Saturday 27 July 2019

Cerpen; Disembunyikan

Disembunyikan




   "Kita harus akhiri cerita ini, Sin." Lelaki bermata coklat itu berbicara dengan penuh perasaan kepada gadis berambut pirang di depannya.

   "Gak bisa! Pokoknya aku gak mau!" emosi, Sindi meninggikan nada bicaranya.


   "Kamu harus bisa relain aku, Sin. Maaf, jaga diri kamu baik-baik."


   "Jadi ini akhirnya? Tapi kenapa, Elekto?"


   "Aku tak bisa menjawab pertanyaan itu." Elekto berdiri, lalu memeluk gadis itu sesaat, "nyanyikan lagu indah, sebelum kupergi dan mungkin tak kembali." Lagu itu keluar begitu saja. Lalu lelaki bermata hitam itu pergi meninggalkan ruang perpustakaan.


   Awan-awan berarak, para pohon menari mengikut alunan angin. Kertas-kertas cerita usang; berdebu. Pemilik rindu di hati Sindi hendak meninggalkan kenangan.


   Hati gadis bernama Sindi remuk saat itu, ruang perpustakaan kini terasa sangat gelap.
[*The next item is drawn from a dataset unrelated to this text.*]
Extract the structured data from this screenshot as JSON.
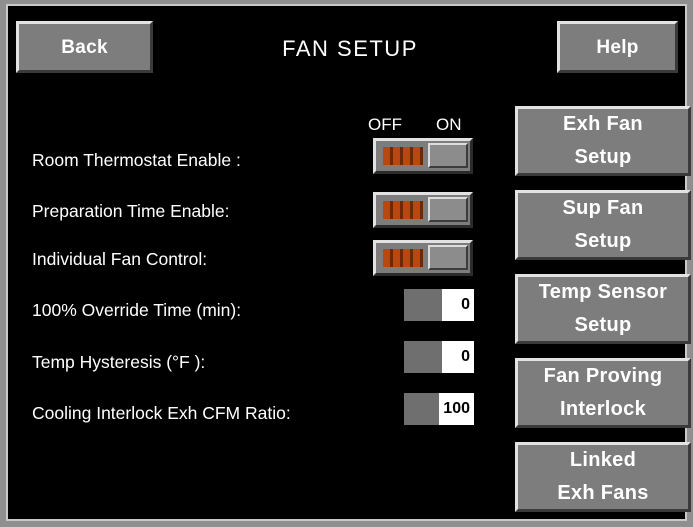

Lelaki impian yang jadi penerangnya kini telah hilang di hadapannya. "Mungkin, Elekto tersesat di hati gadis lain, atau terlalu lelah menghadapi ke egoisanku," pikirnya.



***

   Jeritan bel sekolah, mempersilahkan para siswa untuk meninggalkan ruang belajar. Buku-buku pelajaran telah memasuki tas para murid, dan seperti biasa antrian membludak di depan gerbang sekolah.

   Namun seorang gadis berambut pirang, malah menangis di sudut kelas 11 Ips, ditemani gadis lain yang bertubuh lebih pedek.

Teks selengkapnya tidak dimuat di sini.